Чуть позже к нам присоединилась Мила. Что нужно было исправить ей? Она говорила, что с тех пор как встретила Христа, ни в чем не нуждается, даже в балете. И действительно, дождалась своих тридцати, как обещала маме, и на следующий же день уволилась из Большого. Вот и спрашивается: что нужно было исправить ей?
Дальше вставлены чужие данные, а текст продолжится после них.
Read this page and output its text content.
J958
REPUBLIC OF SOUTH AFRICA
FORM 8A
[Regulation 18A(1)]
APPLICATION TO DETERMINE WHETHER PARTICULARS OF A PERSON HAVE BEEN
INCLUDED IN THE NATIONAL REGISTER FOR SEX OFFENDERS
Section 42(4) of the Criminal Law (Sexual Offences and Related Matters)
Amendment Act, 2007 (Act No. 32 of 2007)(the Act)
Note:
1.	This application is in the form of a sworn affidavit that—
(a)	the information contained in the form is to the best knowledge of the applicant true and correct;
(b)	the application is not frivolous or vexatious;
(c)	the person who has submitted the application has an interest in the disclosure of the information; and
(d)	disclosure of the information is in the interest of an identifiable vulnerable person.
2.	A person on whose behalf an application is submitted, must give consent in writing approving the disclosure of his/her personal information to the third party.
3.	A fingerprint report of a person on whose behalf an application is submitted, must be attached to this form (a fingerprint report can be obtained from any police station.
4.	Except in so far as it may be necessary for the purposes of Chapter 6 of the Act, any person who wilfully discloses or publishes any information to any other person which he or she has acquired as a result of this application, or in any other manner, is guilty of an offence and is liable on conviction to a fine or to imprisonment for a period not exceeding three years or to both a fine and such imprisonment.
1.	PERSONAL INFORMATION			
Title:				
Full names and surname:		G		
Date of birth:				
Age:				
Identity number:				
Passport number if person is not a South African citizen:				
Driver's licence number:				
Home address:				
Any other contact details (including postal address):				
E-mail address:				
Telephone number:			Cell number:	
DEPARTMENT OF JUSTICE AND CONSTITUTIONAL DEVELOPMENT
Или о себе она вообще не помышляла…
Можешь не верить, но я подумал, что если двое студентов Горного института и балерина будут днем и ночью делать из бумаги журавликов, возможно, мир тоже включится в эту игру, и тогда, если мы доберем до тысячи, что-нибудь произойдет – например, закроются все психушки в Союзе. Только делать надо непременно с молитвой, сказала Мила. Она принесла Евангелие, помню, без переплета, со старой орфографией. Я открыл и прочел: Дух Господень на Мне; ибо Он помазал Меня благовествовать нищим, и послал Меня исцелять сокрушенных сердцем, проповедовать пленным освобождение, слепым прозрение, отпустить измученных на свободу.
Бумаги не хватало, но в ход шла упаковка, газеты, старые учебники. Все равно мы сделали только четыреста двадцать шесть, поэтому Таня вернулась, но на время, и Вальку через месяц выпустили тоже на время, а Юрина бабушка жила еще год и за час до смерти вдруг узнала Юру, из всех родственников – его одного.